Aun es más evidente el caso de esta extraordinaria acuarela monumental de Antoni Fabrés, teniendo en cuenta su técnica, recientemente subastada en Londres por Christie’s. Es la obra que consolidó al artista: expuesta en la nueva galería de la Sala Parés de Barcelona poco después de su regreso de formación en Roma, el éxito fue tal que se mostró en varias ocasiones, de manera intermitente entre 1884 y 1886. Las menciones en la prensa de aquel tiempo se multiplicaron, hasta el punto que Fabrés hizo una réplica prácticamente exacta (sin fechar), que fue expuesta y también premiada en Madrid y Munich y fue adquirida por el Estado español . Con todo, el orientalismo a que responde, retratando un castigo fantasioso y exagerado, y el humor que usa (¡la cartela sobre el condenado dice “Muévete ladrón!”) no facilitan su entrada en una institución.
Expuesta al Salón de la Société Nationale des Beaux-Arts de Paris en abril 1894 y al año siguiente en la Sala Parés de Barcelona, este gran oleo actualmente en una colección privada española después de ser recuperada en Uruguay, es la culminación de la primera época de Barrau. La obra es deudora de la influencia de su maestro Pascal Dagnan-Bouveret (1852-1929) y de sus visiones de religiosidad rural bretona, pero Barrau , eliminando cualquier anécdota, adopta un estilo más claro y directo y, fiel a un realismo sin muchas concesiones, introduce aspectos tan sugerentes como el aburrimiento de la chica más joven. La escena retrata una procesión que aún se celebra hoy dia, el Via Crucis en Montsacopa, cerca de Olot. Se puede considerar una de las obras clave del ruralismo catalán, siempre tendente a la religiosidad. Pero está claro que, desde el punto de vista comercial, Barrau acertó cuando, poco después de esta obra, se decidió por seguir a Sorolla y sus escenas luminosas mediterráneas. Hay un boceto de esta obra en el Museo de Terrassa.

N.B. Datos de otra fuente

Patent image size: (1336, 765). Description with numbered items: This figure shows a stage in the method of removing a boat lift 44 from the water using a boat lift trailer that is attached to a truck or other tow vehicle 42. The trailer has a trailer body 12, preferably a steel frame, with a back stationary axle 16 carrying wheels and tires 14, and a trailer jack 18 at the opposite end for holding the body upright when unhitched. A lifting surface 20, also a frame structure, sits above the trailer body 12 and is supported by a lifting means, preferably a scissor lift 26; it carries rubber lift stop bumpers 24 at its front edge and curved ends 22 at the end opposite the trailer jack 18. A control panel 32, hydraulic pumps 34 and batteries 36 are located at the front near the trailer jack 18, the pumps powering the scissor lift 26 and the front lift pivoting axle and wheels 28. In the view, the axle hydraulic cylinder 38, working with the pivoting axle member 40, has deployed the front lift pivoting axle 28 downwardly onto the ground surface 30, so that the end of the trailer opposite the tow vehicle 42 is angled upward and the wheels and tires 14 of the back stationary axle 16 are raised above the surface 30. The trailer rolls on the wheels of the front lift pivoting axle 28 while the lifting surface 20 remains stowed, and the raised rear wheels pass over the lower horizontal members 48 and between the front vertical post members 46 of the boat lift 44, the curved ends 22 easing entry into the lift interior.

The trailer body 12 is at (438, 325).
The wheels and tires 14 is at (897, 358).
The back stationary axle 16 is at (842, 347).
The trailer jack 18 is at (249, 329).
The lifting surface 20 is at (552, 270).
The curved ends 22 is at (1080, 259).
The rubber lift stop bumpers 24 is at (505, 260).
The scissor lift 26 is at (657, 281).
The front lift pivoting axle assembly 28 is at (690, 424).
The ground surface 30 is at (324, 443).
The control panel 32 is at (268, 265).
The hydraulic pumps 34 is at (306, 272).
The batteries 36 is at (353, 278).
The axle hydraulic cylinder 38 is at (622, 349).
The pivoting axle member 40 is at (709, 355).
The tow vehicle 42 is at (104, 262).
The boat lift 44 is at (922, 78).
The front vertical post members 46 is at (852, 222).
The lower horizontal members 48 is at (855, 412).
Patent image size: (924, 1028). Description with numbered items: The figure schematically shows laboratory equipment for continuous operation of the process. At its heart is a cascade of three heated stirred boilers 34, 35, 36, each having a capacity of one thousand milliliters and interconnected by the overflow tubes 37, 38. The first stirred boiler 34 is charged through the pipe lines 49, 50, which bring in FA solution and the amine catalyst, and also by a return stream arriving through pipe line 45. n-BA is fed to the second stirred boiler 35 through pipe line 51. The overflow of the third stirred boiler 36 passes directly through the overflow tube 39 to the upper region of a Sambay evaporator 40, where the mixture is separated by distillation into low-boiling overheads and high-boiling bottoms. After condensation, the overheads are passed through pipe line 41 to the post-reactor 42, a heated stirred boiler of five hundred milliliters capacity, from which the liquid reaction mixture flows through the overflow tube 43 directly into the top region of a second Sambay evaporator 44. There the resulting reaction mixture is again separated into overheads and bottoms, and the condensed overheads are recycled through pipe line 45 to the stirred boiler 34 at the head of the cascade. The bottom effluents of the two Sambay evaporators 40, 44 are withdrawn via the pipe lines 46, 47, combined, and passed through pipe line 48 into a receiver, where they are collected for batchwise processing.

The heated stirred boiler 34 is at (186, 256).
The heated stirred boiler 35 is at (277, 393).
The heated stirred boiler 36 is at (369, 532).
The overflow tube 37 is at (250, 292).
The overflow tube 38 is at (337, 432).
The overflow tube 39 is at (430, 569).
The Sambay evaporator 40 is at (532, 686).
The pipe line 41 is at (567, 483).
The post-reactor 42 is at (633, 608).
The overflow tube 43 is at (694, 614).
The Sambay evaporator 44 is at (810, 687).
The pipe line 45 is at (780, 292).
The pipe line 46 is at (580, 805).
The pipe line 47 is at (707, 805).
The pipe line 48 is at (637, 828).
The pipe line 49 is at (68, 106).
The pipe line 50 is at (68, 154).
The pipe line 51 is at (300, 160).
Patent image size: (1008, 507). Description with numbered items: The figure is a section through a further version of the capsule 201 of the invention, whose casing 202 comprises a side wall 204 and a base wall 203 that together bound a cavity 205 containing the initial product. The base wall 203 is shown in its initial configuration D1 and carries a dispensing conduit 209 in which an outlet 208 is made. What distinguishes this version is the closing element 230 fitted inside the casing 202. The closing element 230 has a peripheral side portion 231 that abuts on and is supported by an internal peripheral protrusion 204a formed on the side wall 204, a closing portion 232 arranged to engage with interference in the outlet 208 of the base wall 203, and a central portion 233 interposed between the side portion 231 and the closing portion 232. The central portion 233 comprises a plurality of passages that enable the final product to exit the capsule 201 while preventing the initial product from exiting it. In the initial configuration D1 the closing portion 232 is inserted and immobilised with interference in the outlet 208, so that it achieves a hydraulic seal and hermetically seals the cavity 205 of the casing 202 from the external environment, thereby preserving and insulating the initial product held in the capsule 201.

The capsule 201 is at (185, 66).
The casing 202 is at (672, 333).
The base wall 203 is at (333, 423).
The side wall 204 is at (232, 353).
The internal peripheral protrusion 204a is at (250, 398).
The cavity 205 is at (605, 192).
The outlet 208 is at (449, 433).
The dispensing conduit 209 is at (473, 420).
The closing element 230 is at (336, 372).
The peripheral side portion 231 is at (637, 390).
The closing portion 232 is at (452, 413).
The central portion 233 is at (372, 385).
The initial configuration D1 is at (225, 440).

Son abundantes los óleos que Mas i Fondevila dedicó a Sitges, a sus rincones y a su gente, pero son contadísimos lo que presentan una visión tan amplia y tan completa como la de esta obra. Por sus medidas, probablemente debía tratarse de un encargo. El tema y la intención es clara: mostrar el pueblo reunido, pulcro y radiante, de todas las edades y clases sociales incluido lo que parece un forastero con canotier atraído por la procesión que ha comenzado en uno de los lugares más bellos de la villa: una escena idílica que encajaba perfectamente con el papel de remanso de paz que se le había asignado a Sitges y a otras poblaciones de la costa, lejos de una Barcelona cada vez más convulsa. La figura del santo venerado parece ser la de San Isidro, lo que se explicaría por los matorrales floridos que aparecen en primer término, parecidos a la retama. Se trata de una obra mayor del artista, aunque, por el momento sin el debido reconocimiento por parte de coleccionistas e instituciones.